Senate Finance Committee Chairman Charles Grassley, R-Iowa, helped work out an agreement on several incentives for seniors in the CARES Act and has made clear he remains open to additional incentives. However, Michael Zona, a Grassley spokesman, told Law360 in an email that the chairman was focused, for now, mainly on temporary measures for this year.

"The CARES Act is still being implemented. It's too early to speak to potential relief for 2021," Zona said.

Ways and Means Committee Chairman Richard NeaI, D-Mass., has looked to develop a more ambitious package that would build on a $14.5 billion batch of retirement savings incentives, the Setting Every Community Up for Retirement Enhancement Act, that was included in the fiscal 2020 omnibus spending law  enacted in December. The law reshaped traditional individual retirement accounts by ending an age limit for contributions and delayed by 18 months, to age 72, the start of required minimum distributions.

As part of their agenda for seniors, Neal and other senior Democrats have tried to shoehorn into virus relief talks a contentious $48.5 billion House-passed plan, H.R. 397, known as the Butch Lewis Act, for providing loans to troubled multiemployer pension funds. But Grassley has argued instead for his shared blueprint with Sen. Lamar Alexander, R-Tenn., chairman of the Health, Education, Labor and Pensions Committee, which provides for increased flat-rate premiums to the Pension Benefit Guaranty Corp. and a retiree copayment.

In addition to aid for multiemployer pension plans, Sens. Ron Wyden, D-Ore., and Elizabeth Warren, D-Mass., and Rep.
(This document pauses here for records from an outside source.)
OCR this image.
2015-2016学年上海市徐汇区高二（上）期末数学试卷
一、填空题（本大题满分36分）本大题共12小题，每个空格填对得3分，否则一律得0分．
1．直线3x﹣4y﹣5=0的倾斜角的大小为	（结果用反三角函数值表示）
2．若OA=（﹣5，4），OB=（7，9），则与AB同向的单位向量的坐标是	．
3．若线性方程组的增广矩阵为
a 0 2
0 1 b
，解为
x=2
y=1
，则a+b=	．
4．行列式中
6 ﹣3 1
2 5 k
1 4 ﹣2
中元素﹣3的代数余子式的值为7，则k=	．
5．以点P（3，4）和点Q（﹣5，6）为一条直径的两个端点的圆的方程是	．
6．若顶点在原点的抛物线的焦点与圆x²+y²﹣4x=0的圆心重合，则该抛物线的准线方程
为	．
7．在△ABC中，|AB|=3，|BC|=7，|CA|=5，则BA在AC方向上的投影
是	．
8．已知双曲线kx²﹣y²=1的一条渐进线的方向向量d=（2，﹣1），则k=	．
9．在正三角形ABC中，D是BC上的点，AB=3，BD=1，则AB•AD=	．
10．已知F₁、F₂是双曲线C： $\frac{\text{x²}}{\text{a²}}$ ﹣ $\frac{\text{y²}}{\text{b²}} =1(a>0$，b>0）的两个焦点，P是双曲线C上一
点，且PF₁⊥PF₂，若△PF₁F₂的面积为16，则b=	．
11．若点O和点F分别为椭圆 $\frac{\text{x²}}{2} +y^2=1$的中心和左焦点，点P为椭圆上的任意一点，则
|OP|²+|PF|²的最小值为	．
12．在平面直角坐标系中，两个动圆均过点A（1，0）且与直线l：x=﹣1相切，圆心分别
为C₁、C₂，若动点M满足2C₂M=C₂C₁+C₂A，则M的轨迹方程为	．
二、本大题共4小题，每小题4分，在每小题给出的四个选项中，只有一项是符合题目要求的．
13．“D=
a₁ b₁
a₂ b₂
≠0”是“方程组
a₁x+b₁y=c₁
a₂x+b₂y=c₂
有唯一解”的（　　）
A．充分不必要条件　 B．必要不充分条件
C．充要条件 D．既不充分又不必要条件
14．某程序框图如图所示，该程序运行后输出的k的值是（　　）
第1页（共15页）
John Larson, D-Conn., have pushed for proposals to temporarily increase Social Security benefits to help seniors deal with challenges related to COVID-19.

But Republicans have pushed back against temporary increases in benefits, citing concern they could open the door to proposals in the future to make them permanent and increase the 6.2% Social Security tax paid both by employers and by workers to the Internal Revenue Service.

For now, Larson has pivoted away from another proposal, H.R. 860, that would permanently increase Social Security benefits and lift the payroll tax to 7.4% by 2043, which has 208 Democratic co-sponsors but faces strong Senate GOP opposition.

Despite a stalemate on that initiative, Larson said he believed he could build bipartisan consensus for a new proposal, H.R. 6356, that would provide a 2% emergency upgrade in Social Security benefits without any increase in payroll taxes. His proposal would also lift the threshold for taxation of Social Security benefits to $35,000 for individual beneficiaries, up from $25,000, and to $50,000 for couples, up from $32,000.

"We need to take those benefit levels and raise them up," Larson told Law360. "We are still pushing on a range of issues on Social Security as it relates to disabilities, spouses, dependents and pensions."